I know you mentioned fixing this "bug", but personally I don't see this as a bug. In English, to me this means

Every attribute should be allowed to have the className property

which is distinctly different than saying

The className property should be allowed to have any value

Frankly I think both of these objectives should be supported. (Perhaps they already are, but I think only the first one is.)

  1. The existing schema structure is kind of awkward. For example, input: [['type', 'checkbox', 'radio']] allows type equal to 'checkbox' or 'radio'. This would be more clear with a data structure like input: { type: ['checkbox', 'radio'] } and this data structure would be easier to extend.

Let me know how you want me to proceed. I meant to spend ~10 mutes on this but I'm already a few hours in haha.

wooorm commented 11 months ago

I know you mentioned fixing this "bug"

Which bug did you think I meant?

For me this is about solving what these mean:

const a = {
  attributes: {
    '*': ['className', 'x'],
    h2: ['className', 'y']
  }
}

const b = {
  attributes: {
    '*': ['className'],
    h2: ['className', 'x']
  }
}
wooorm commented 11 months ago

Yeah so, trying to solve this, runs into two actual problems.

GH allows disabled on all elements.

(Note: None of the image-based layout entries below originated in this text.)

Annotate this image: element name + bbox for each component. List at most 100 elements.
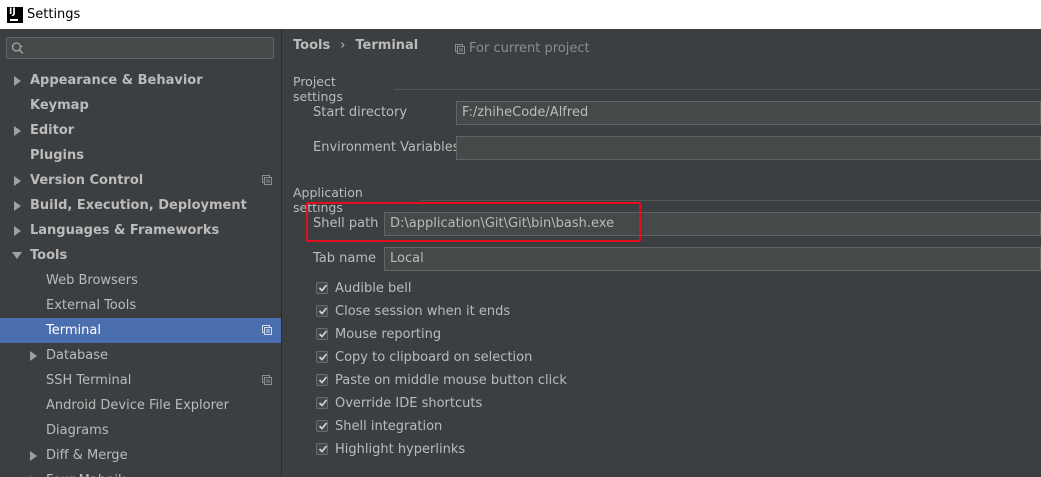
- tab-name-value: Local: [390, 251, 424, 266]
- start-directory-field[interactable]: F:/zhiheCode/Alfred: [456, 101, 1041, 125]
- chevron-right-icon[interactable]: [12, 118, 22, 143]
- sidebar-item-database[interactable]: Database: [0, 343, 282, 368]
- sidebar-item-label: Terminal: [46, 318, 101, 343]
- chevron-right-icon[interactable]: [12, 68, 22, 93]
- environment-variables-field[interactable]: [456, 136, 1041, 160]
- checkbox-box[interactable]: [316, 420, 328, 432]
- chevron-right-icon[interactable]: [28, 343, 38, 368]
- project-settings-section: Project settings: [293, 74, 1041, 104]
- sidebar-item-tools[interactable]: Tools: [0, 243, 282, 268]
- breadcrumb-terminal: Terminal: [355, 38, 418, 53]
- chevron-right-icon[interactable]: [12, 218, 22, 243]
- checkbox-box[interactable]: [316, 397, 328, 409]
- checkbox-label: Paste on middle mouse button click: [335, 373, 567, 388]
- settings-search-input[interactable]: [6, 37, 274, 59]
- sidebar-item-label: SSH Terminal: [46, 368, 131, 393]
- tab-name-label: Tab name: [313, 251, 376, 266]
- sidebar-item-diagrams[interactable]: Diagrams: [0, 418, 282, 443]
- checkbox-audible-bell[interactable]: Audible bell: [316, 278, 411, 298]
- checkbox-mouse-reporting[interactable]: Mouse reporting: [316, 324, 441, 344]
- sidebar-item-languages-frameworks[interactable]: Languages & Frameworks: [0, 218, 282, 243]
- start-directory-value: F:/zhiheCode/Alfred: [462, 105, 588, 120]
- shell-path-highlight-box: [306, 202, 641, 242]
- checkbox-box[interactable]: [316, 305, 328, 317]
- sidebar-item-label: Tools: [30, 243, 67, 268]
- project-scope-icon: [262, 175, 272, 185]
- sidebar-item-label: Android Device File Explorer: [46, 393, 229, 418]
- window-title: Settings: [27, 7, 80, 22]
- breadcrumb: Tools › Terminal: [293, 38, 418, 53]
- checkbox-copy-to-clipboard-on-selection[interactable]: Copy to clipboard on selection: [316, 347, 532, 367]
- sidebar-item-label: Diagrams: [46, 418, 109, 443]
- sidebar-item-editor[interactable]: Editor: [0, 118, 282, 143]
- checkbox-shell-integration[interactable]: Shell integration: [316, 416, 442, 436]
- sidebar-item-label: Four Mahnik: [46, 468, 126, 477]
- checkbox-highlight-hyperlinks[interactable]: Highlight hyperlinks: [316, 439, 465, 459]
- sidebar-item-keymap[interactable]: Keymap: [0, 93, 282, 118]
- checkbox-paste-on-middle-mouse-button-click[interactable]: Paste on middle mouse button click: [316, 370, 567, 390]
- checkbox-override-ide-shortcuts[interactable]: Override IDE shortcuts: [316, 393, 482, 413]
- sidebar-item-ssh-terminal[interactable]: SSH Terminal: [0, 368, 282, 393]
- chevron-right-icon[interactable]: [28, 468, 38, 477]
- environment-variables-label: Environment Variables: [313, 140, 460, 155]
- sidebar-item-label: Plugins: [30, 143, 84, 168]
- breadcrumb-separator: ›: [340, 38, 345, 53]
- checkbox-label: Copy to clipboard on selection: [335, 350, 532, 365]
- chevron-right-icon[interactable]: [28, 443, 38, 468]
- checkbox-box[interactable]: [316, 374, 328, 386]
- checkbox-box[interactable]: [316, 282, 328, 294]
- section-divider: [394, 89, 1041, 90]
- scope-indicator: For current project: [455, 41, 590, 56]
- checkbox-box[interactable]: [316, 443, 328, 455]
- settings-tree: Appearance & BehaviorKeymapEditorPlugins…: [0, 68, 282, 477]
- sidebar-item-label: Build, Execution, Deployment: [30, 193, 247, 218]
- checkmark-icon: [317, 328, 329, 340]
- tab-name-field[interactable]: Local: [384, 247, 1041, 271]
- sidebar-item-label: Appearance & Behavior: [30, 68, 203, 93]
- checkmark-icon: [317, 397, 329, 409]
- sidebar-item-label: Editor: [30, 118, 74, 143]
- checkbox-box[interactable]: [316, 351, 328, 363]
- sidebar-item-appearance-behavior[interactable]: Appearance & Behavior: [0, 68, 282, 93]
- sidebar-item-label: Diff & Merge: [46, 443, 128, 468]
- start-directory-label: Start directory: [313, 105, 407, 120]
- checkmark-icon: [317, 305, 329, 317]
- sidebar-item-terminal[interactable]: Terminal: [0, 318, 282, 343]
- terminal-settings-panel: Tools › Terminal For current project Pro…: [283, 29, 1041, 477]
- checkbox-label: Audible bell: [335, 281, 411, 296]
- project-settings-title: Project settings: [293, 74, 388, 104]
- chevron-right-icon[interactable]: [12, 168, 22, 193]
- sidebar-item-web-browsers[interactable]: Web Browsers: [0, 268, 282, 293]
- sidebar-item-build-execution-deployment[interactable]: Build, Execution, Deployment: [0, 193, 282, 218]
- sidebar-item-label: Version Control: [30, 168, 143, 193]
- scope-label: For current project: [469, 41, 590, 56]
- sidebar-item-four-mahnik[interactable]: Four Mahnik: [0, 468, 282, 477]
- chevron-right-icon[interactable]: [12, 193, 22, 218]
- search-icon: [11, 41, 25, 55]
- project-scope-icon: [455, 44, 465, 54]
- sidebar-item-label: Languages & Frameworks: [30, 218, 219, 243]
- app-logo-icon: IJ: [7, 7, 23, 23]
- sidebar-item-label: Keymap: [30, 93, 89, 118]
- chevron-down-icon[interactable]: [12, 243, 22, 268]
- checkmark-icon: [317, 282, 329, 294]
- sidebar-item-diff-merge[interactable]: Diff & Merge: [0, 443, 282, 468]
- checkmark-icon: [317, 374, 329, 386]
- sidebar-item-label: Database: [46, 343, 108, 368]
- sidebar-item-plugins[interactable]: Plugins: [0, 143, 282, 168]
- checkbox-label: Shell integration: [335, 419, 442, 434]
- sidebar-item-external-tools[interactable]: External Tools: [0, 293, 282, 318]
- breadcrumb-tools[interactable]: Tools: [293, 38, 330, 53]
- settings-sidebar: Appearance & BehaviorKeymapEditorPlugins…: [0, 29, 282, 477]
- sidebar-item-version-control[interactable]: Version Control: [0, 168, 282, 193]
- checkbox-label: Override IDE shortcuts: [335, 396, 482, 411]
- checkbox-close-session-when-it-ends[interactable]: Close session when it ends: [316, 301, 510, 321]
- checkbox-label: Mouse reporting: [335, 327, 441, 342]
- checkmark-icon: [317, 420, 329, 432]
- project-scope-icon: [262, 325, 272, 335]
- checkbox-box[interactable]: [316, 328, 328, 340]
- project-scope-icon: [262, 375, 272, 385]
- sidebar-item-android-device-file-explorer[interactable]: Android Device File Explorer: [0, 393, 282, 418]
- section-divider: [420, 200, 1041, 201]
- checkmark-icon: [317, 351, 329, 363]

It’s useless but you can have a <p disabled="x"></p> and it will remain. So we allow it with any value: https://github.com/syntax-tree/hast-util-sanitize/blob/fafff8ac1073414ef7babb6063ed9bec9b2f2cb6/lib/schema.js#L92.

However, GH normally doesn’t allow inputs at all. Only if they themselves generate them from tasklists (- [ ] to do). To get as close as we can, we also only allow disabled checkboxes: https://github.com/syntax-tree/hast-util-sanitize/blob/fafff8ac1073414ef7babb6063ed9bec9b2f2cb6/lib/schema.js#L46-L49.

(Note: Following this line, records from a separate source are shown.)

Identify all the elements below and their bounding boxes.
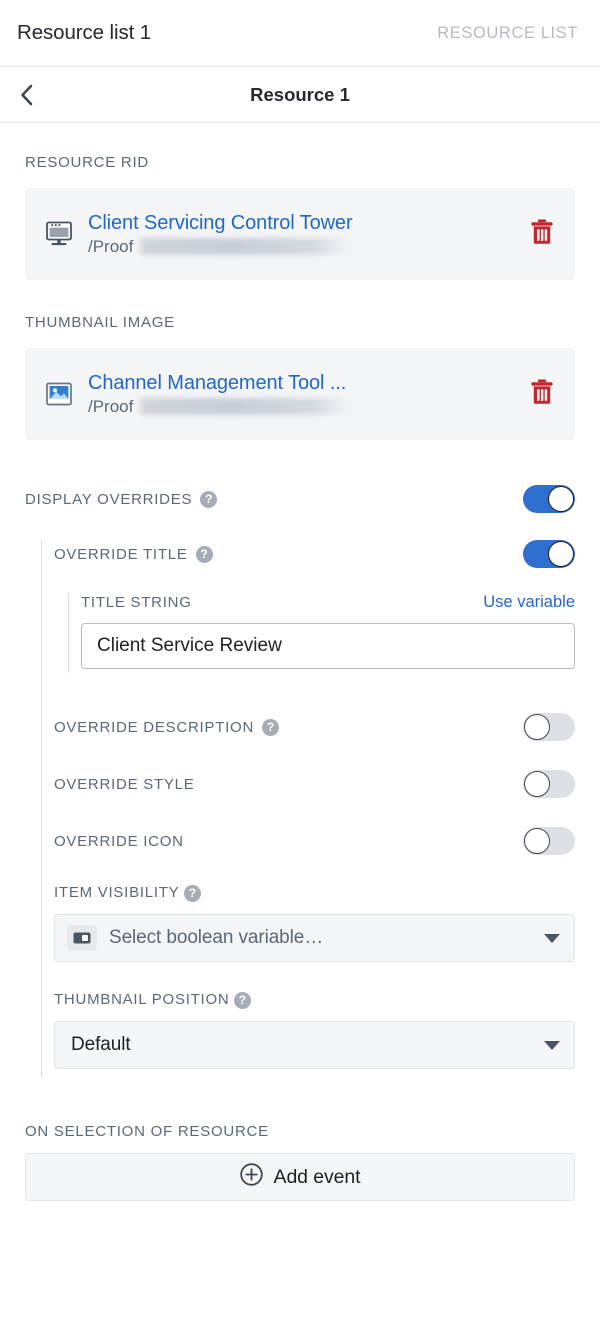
plus-circle-icon (239, 1163, 263, 1191)
help-circle-icon[interactable]: ? (233, 991, 251, 1009)
chevron-down-icon (544, 1040, 560, 1050)
override-style-row: OVERRIDE STYLE (54, 770, 575, 798)
delete-thumbnail-image-button[interactable] (527, 378, 557, 411)
delete-resource-rid-button[interactable] (527, 218, 557, 251)
resource-rid-section: RESOURCE RID Client Servicing Control To… (25, 154, 575, 280)
breadcrumb-current-title: Resource 1 (250, 83, 350, 105)
override-title-toggle[interactable] (523, 540, 575, 568)
resource-rid-path: /Proof (88, 237, 517, 256)
trash-icon (529, 218, 555, 251)
override-description-toggle[interactable] (523, 713, 575, 741)
item-visibility-group: ITEM VISIBILITY ? Select boolean variabl… (54, 884, 575, 962)
resource-rid-link[interactable]: Client Servicing Control Tower (88, 212, 517, 234)
page-title: Resource list 1 (17, 21, 152, 44)
thumbnail-image-card: Channel Management Tool ... /Proof (25, 348, 575, 440)
resource-rid-card: Client Servicing Control Tower /Proof (25, 188, 575, 280)
display-overrides-toggle[interactable] (523, 485, 575, 513)
resource-rid-label: RESOURCE RID (25, 154, 150, 171)
add-event-label: Add event (273, 1165, 361, 1188)
toggle-knob (548, 486, 574, 512)
thumbnail-image-path: /Proof (88, 397, 517, 416)
display-overrides-section: DISPLAY OVERRIDES ? OVERRIDE TITLE ? TIT… (25, 485, 575, 1077)
panel-content: RESOURCE RID Client Servicing Control To… (0, 154, 600, 1201)
resource-detail-panel: Resource list 1 RESOURCE LIST Resource 1… (0, 0, 600, 1339)
override-icon-row: OVERRIDE ICON (54, 827, 575, 855)
help-circle-icon[interactable]: ? (200, 490, 218, 508)
trash-icon (529, 378, 555, 411)
override-title-label: OVERRIDE TITLE (54, 545, 188, 563)
thumbnail-image-link[interactable]: Channel Management Tool ... (88, 372, 517, 394)
item-visibility-value: Select boolean variable… (109, 927, 324, 948)
title-string-label: TITLE STRING (81, 594, 192, 611)
boolean-variable-icon (67, 925, 97, 951)
thumbnail-position-select[interactable]: Default (54, 1021, 575, 1069)
resource-rid-path-prefix: /Proof (88, 236, 134, 256)
chevron-left-icon (19, 83, 35, 107)
override-description-label: OVERRIDE DESCRIPTION (54, 718, 255, 736)
toggle-knob (548, 541, 574, 567)
on-selection-section: ON SELECTION OF RESOURCE Add event (25, 1123, 575, 1201)
toggle-knob (524, 771, 550, 797)
panel-header: Resource list 1 RESOURCE LIST (0, 0, 600, 67)
thumbnail-image-text: Channel Management Tool ... /Proof (88, 372, 517, 416)
help-circle-icon[interactable]: ? (183, 884, 201, 902)
on-selection-label: ON SELECTION OF RESOURCE (25, 1123, 269, 1140)
thumbnail-image-path-prefix: /Proof (88, 396, 134, 416)
back-button[interactable] (12, 80, 42, 110)
thumbnail-position-value: Default (71, 1034, 131, 1055)
display-overrides-nested-group: OVERRIDE TITLE ? TITLE STRING Use variab… (41, 540, 575, 1077)
title-string-input[interactable] (81, 623, 575, 669)
redacted-path-blur (136, 237, 352, 255)
picture-image-icon (42, 380, 76, 408)
override-style-toggle[interactable] (523, 770, 575, 798)
item-visibility-select[interactable]: Select boolean variable… (54, 914, 575, 962)
chevron-down-icon (544, 933, 560, 943)
override-icon-toggle[interactable] (523, 827, 575, 855)
title-string-group: TITLE STRING Use variable (68, 593, 575, 673)
thumbnail-position-group: THUMBNAIL POSITION ? Default (54, 991, 575, 1069)
override-style-label: OVERRIDE STYLE (54, 775, 195, 793)
resource-rid-text: Client Servicing Control Tower /Proof (88, 212, 517, 255)
monitor-screen-icon (42, 220, 76, 248)
subheader: Resource 1 (0, 67, 600, 123)
thumbnail-image-label: THUMBNAIL IMAGE (25, 314, 175, 331)
display-overrides-row: DISPLAY OVERRIDES ? (25, 485, 575, 513)
help-circle-icon[interactable]: ? (262, 718, 280, 736)
toggle-knob (524, 828, 550, 854)
component-type-label: RESOURCE LIST (437, 23, 578, 42)
thumbnail-image-section: THUMBNAIL IMAGE Channel Management Tool … (25, 314, 575, 440)
redacted-path-blur (136, 397, 352, 415)
override-title-row: OVERRIDE TITLE ? (54, 540, 575, 568)
toggle-knob (524, 714, 550, 740)
add-event-button[interactable]: Add event (25, 1153, 575, 1201)
override-description-row: OVERRIDE DESCRIPTION ? (54, 713, 575, 741)
help-circle-icon[interactable]: ? (195, 545, 213, 563)
thumbnail-position-label: THUMBNAIL POSITION (54, 991, 230, 1008)
display-overrides-label: DISPLAY OVERRIDES (25, 490, 193, 508)
item-visibility-label: ITEM VISIBILITY (54, 884, 180, 901)
use-variable-link[interactable]: Use variable (483, 593, 575, 612)
override-icon-label: OVERRIDE ICON (54, 832, 184, 850)
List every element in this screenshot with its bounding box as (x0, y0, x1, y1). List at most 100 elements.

So this behavior conflicts: if disabled is normally allowed to have any value, your wish also affects inputs.

There’s one more case: id, which is now forced by h2 to be 'footnote-label', and generally allowed.

disabled is useless outside of input, so IMO we can drop that. And if we by default allow id already, it’s not needed to lock it down on h2. Also, maybe this was a mistake on my part because id should indeed be on headings by default and clobbering solves them

github-actions[bot] commented 11 months ago

Hi! This was closed. Team: If this was merged, please describe when this is likely to be released. Otherwise, please add one of the no/* labels.

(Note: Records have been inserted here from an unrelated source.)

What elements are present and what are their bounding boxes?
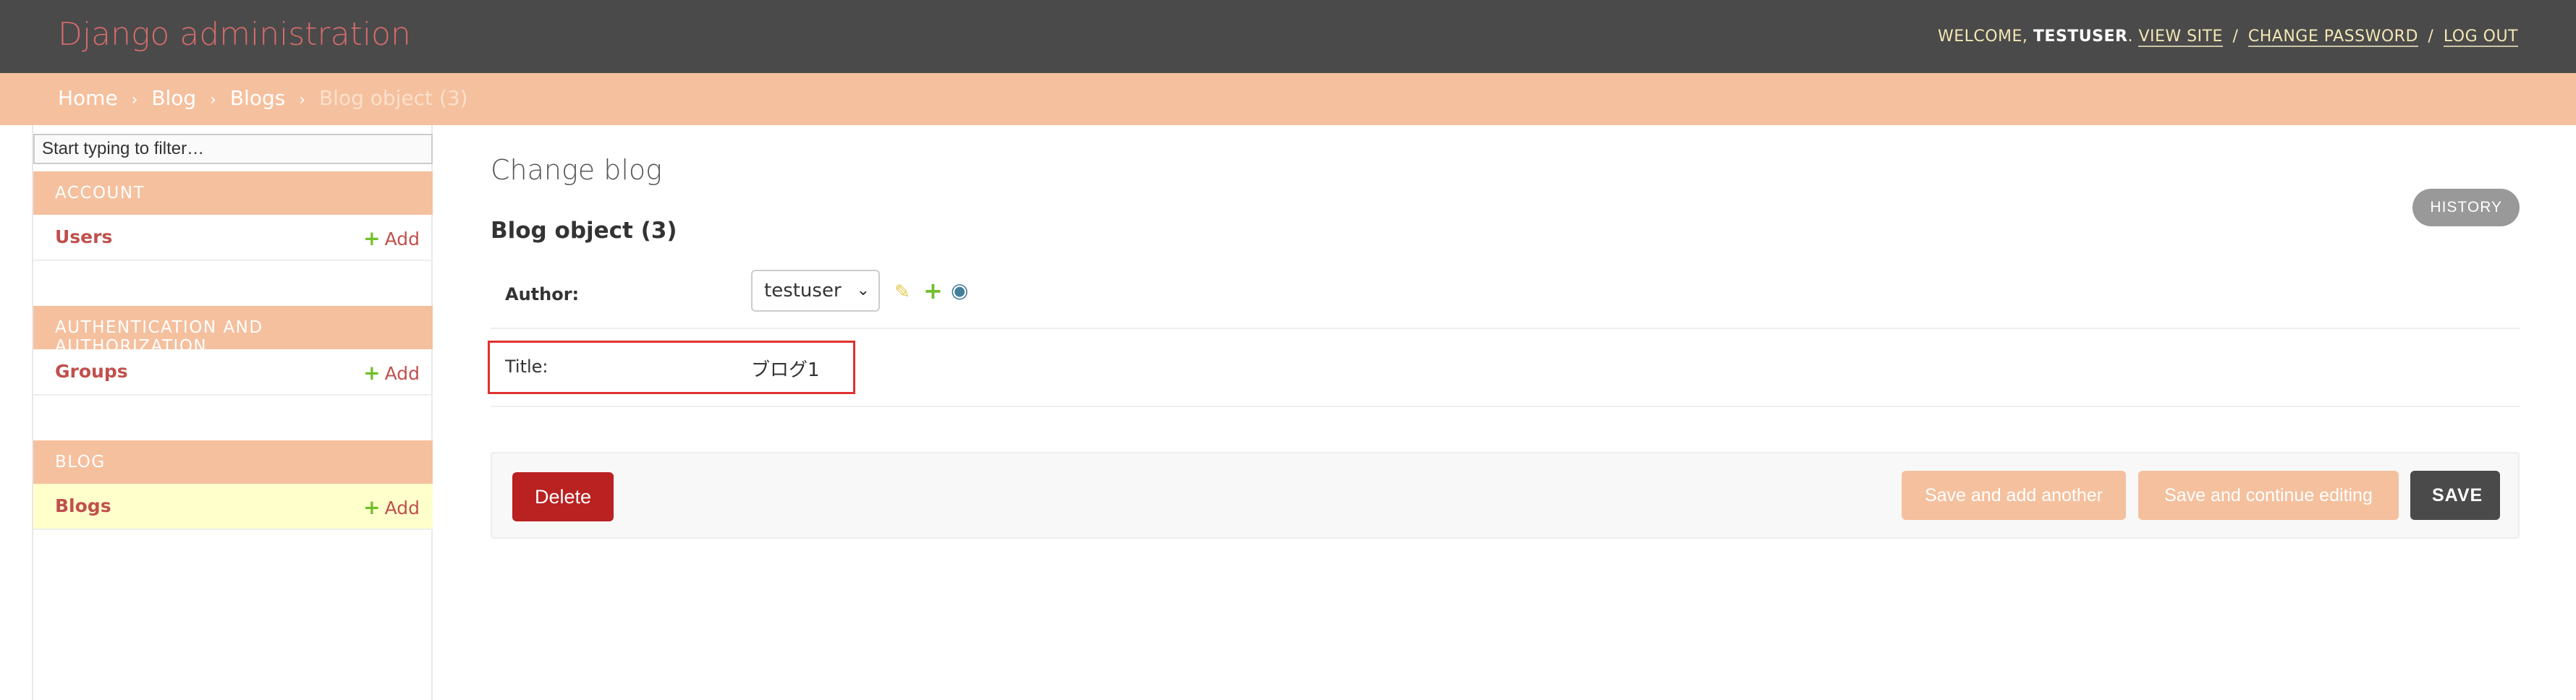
user-tools: WELCOME, TESTUSER. VIEW SITE / CHANGE PA…: [1937, 27, 2518, 47]
sidebar-item-blogs: Blogs + Add: [33, 484, 433, 530]
delete-button[interactable]: Delete: [512, 472, 614, 521]
chevron-down-icon: ⌄: [856, 281, 870, 299]
module-auth: Authentication and Authorization Groups …: [33, 306, 433, 396]
header: Django administration WELCOME, TESTUSER.…: [0, 0, 2576, 73]
breadcrumb: Home › Blog › Blogs › Blog object (3): [0, 73, 2576, 125]
breadcrumb-separator: ›: [299, 91, 306, 109]
username: TESTUSER: [2033, 27, 2128, 46]
breadcrumb-current: Blog object (3): [318, 86, 468, 110]
add-user-button[interactable]: + Add: [363, 226, 420, 250]
plus-icon: +: [363, 226, 381, 250]
nav-filter-input[interactable]: [33, 134, 433, 164]
pencil-icon[interactable]: ✎: [894, 281, 910, 303]
breadcrumb-home[interactable]: Home: [58, 86, 118, 110]
object-title: Blog object (3): [491, 218, 677, 244]
plus-icon: +: [363, 361, 381, 385]
plus-icon[interactable]: +: [923, 277, 943, 304]
save-and-continue-button[interactable]: Save and continue editing: [2138, 471, 2399, 520]
author-field-row: Author: testuser ⌄ ✎ + ◉: [491, 260, 2520, 329]
view-site-link[interactable]: VIEW SITE: [2138, 27, 2223, 47]
history-button[interactable]: HISTORY: [2412, 189, 2520, 226]
breadcrumb-blog[interactable]: Blog: [151, 86, 196, 110]
log-out-link[interactable]: LOG OUT: [2443, 27, 2518, 47]
submit-row: Delete Save and add another Save and con…: [491, 452, 2520, 539]
eye-icon[interactable]: ◉: [951, 278, 968, 302]
welcome-text: WELCOME,: [1937, 27, 2028, 46]
module-account: Account Users + Add: [33, 171, 433, 261]
breadcrumb-separator: ›: [131, 91, 138, 109]
module-caption-account[interactable]: Account: [33, 171, 433, 215]
title-field-row: Title: ブログ1: [488, 329, 2520, 407]
author-select[interactable]: testuser ⌄: [751, 270, 880, 312]
save-and-add-another-button[interactable]: Save and add another: [1902, 471, 2126, 520]
model-link-groups[interactable]: Groups: [55, 361, 128, 382]
plus-icon: +: [363, 495, 381, 519]
author-selected-value: testuser: [764, 280, 842, 302]
module-caption-blog[interactable]: Blog: [33, 440, 433, 484]
model-link-users[interactable]: Users: [55, 226, 112, 247]
sidebar-item-groups: Groups + Add: [33, 349, 433, 396]
add-group-button[interactable]: + Add: [363, 361, 420, 385]
module-caption-auth[interactable]: Authentication and Authorization: [33, 306, 433, 356]
save-button[interactable]: SAVE: [2410, 471, 2500, 520]
add-blog-button[interactable]: + Add: [363, 495, 420, 519]
site-branding[interactable]: Django administration: [58, 16, 411, 53]
author-label: Author:: [505, 284, 580, 304]
module-blog: Blog Blogs + Add: [33, 440, 433, 530]
sidebar-nav: Account Users +Add Authentication and Au…: [32, 125, 433, 700]
model-link-blogs[interactable]: Blogs: [55, 495, 111, 516]
breadcrumb-blogs[interactable]: Blogs: [230, 86, 285, 110]
main-content: Change blog HISTORY Blog object (3) Auth…: [488, 125, 2520, 700]
title-value: ブログ1: [751, 359, 820, 381]
title-label: Title:: [505, 357, 548, 377]
sidebar-item-users: Users + Add: [33, 215, 433, 261]
breadcrumb-separator: ›: [210, 91, 216, 109]
change-password-link[interactable]: CHANGE PASSWORD: [2247, 27, 2418, 47]
page-title: Change blog: [491, 154, 662, 186]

ben519 commented 11 months ago

Hey, saw your latest commit. I'll test it out and let you know if I run into any problems. In regards to your question, I would assume the answers below

const a = {
  attributes: {
    '*': ['className', 'x'],  // every element can have a className of 'x'
    h2: ['className', 'y']  // h2 can only have a className of 'y'. This supersedes the more general rule above
  }
}

const b = {
  attributes: {
    '*': ['className'],         // every element can have a className with any value
    h2: ['className', 'x']   // h2 can only have a className of 'x'. This supersedes the more general rule above
  }
}

In other words, my assumption is that granular rules supersede (overwrite) generic rules.